Your previous question (METROPOLITAN OPERA QUIZ) and this one reminded me the following old puzzle, published in one of Martin Gardner's books on recreational mathematics: 'J.F. Kennedy was born in 1917, was elected as U.S. President in 1960. His book 'Profiles in courage' was published when he was 46, in his 3rd year in office. The sum
1917 + 1960 + 46 + 3 = 3926
Charles de Gaulle was born in 1890, was elected as President of France in 1958 and when he was 73 years old, he has been in office for 5 years.The sum
1890 + 1958 + 73 + 5 = 3926.
How to explain that remarkable coincidence?'
Explanation: if we take an arbitrary date and add to it the number of years to a particular following date (1963 in the puzzle), we'll simply get that second date. Also, for any 4 numbers a, b, c, d we have
a + b + c + d = a + c + b + d = (a + c) + (b + d), so
1917 + 1960 + 46 + 3 = (1917 + 46) + (1960 + 3) = 2 * 1963 = 3926
1890 + 1958 + 73 + 5 = (1890 + 73) + (1958 + 5) = 2 * 1963 = 3926
So, there is nothing remarkable and it is quite trivial!
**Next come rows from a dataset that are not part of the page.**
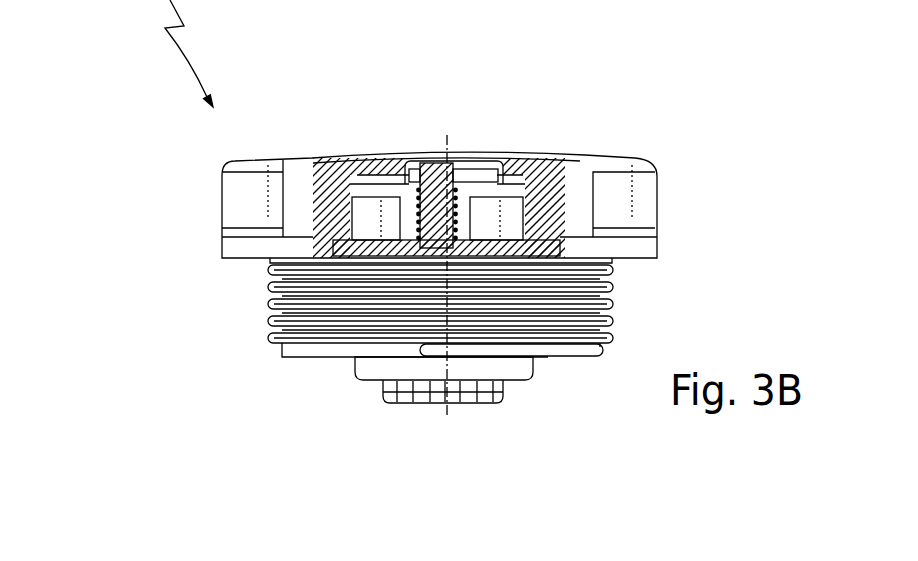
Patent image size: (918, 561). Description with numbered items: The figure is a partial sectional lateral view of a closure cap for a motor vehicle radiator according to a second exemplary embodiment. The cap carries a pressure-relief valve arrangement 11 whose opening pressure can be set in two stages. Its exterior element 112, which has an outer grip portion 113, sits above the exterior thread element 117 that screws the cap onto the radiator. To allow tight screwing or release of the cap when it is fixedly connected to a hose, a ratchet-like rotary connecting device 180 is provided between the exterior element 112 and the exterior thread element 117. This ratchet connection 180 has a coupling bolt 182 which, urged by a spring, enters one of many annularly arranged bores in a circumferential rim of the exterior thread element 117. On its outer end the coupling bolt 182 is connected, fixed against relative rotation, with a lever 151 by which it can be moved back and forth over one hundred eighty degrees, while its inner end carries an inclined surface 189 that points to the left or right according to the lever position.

The pressure-relief valve arrangement 11 is at (379, 418).
The exterior element 112 is at (546, 185).
The grip portion 113 is at (233, 193).
The exterior thread element 117 is at (268, 302).
The lever 151 is at (480, 152).
The ratchet-like rotary connecting device 180 is at (463, 146).
The coupling bolt 182 is at (463, 250).
The inclined surface 189 is at (413, 250).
Now from your equation and above notes we can conclude that either:
a) if the person has celebrated a birthday in the year of his death, then the number of compositions is equal to his century year of birth, or
b) otherwise the number of compositions is equal to his century year of birth plus one (as is the case in Del_icious_manager's answer - Wagner hadn't entered his 70th year yet when he died in February 1883, being born in May 1813 - by the way I also didn't know about 'Die Hochzeit')
May I suggest to the public in CM Forum a puzzle with some arithmetic involved too? Recall that an integer number, being a product of some integer and itself is called 'perfect square', for example
64 = 8 * 8 = 8² and 64 is a perfect square (imagine 8 x 8 chessboard).
But 64 = 4 * 4 * 4 = 4³, so 64 is also a perfect cube, finally
64 = 2 * 2 * 2 * 2 * 2 * 2 = 2⁶ is simultaneously a perfect 6th power.
Now the puzzle, it is very easy: identify the composer by the following:
1) The number of symphonies he has written is a perfect square;
2) The Opus number of his last symphony is a perfect cube;
3) The number of his string quartets is a perfect 4th power;
4) The number of his piano sonatas is a perfect 5th power;
5) The number of his operas is simultaneously a perfect 2nd, 3rd, 4th and 5th power.
I am sure no hints are necessary, happy solving!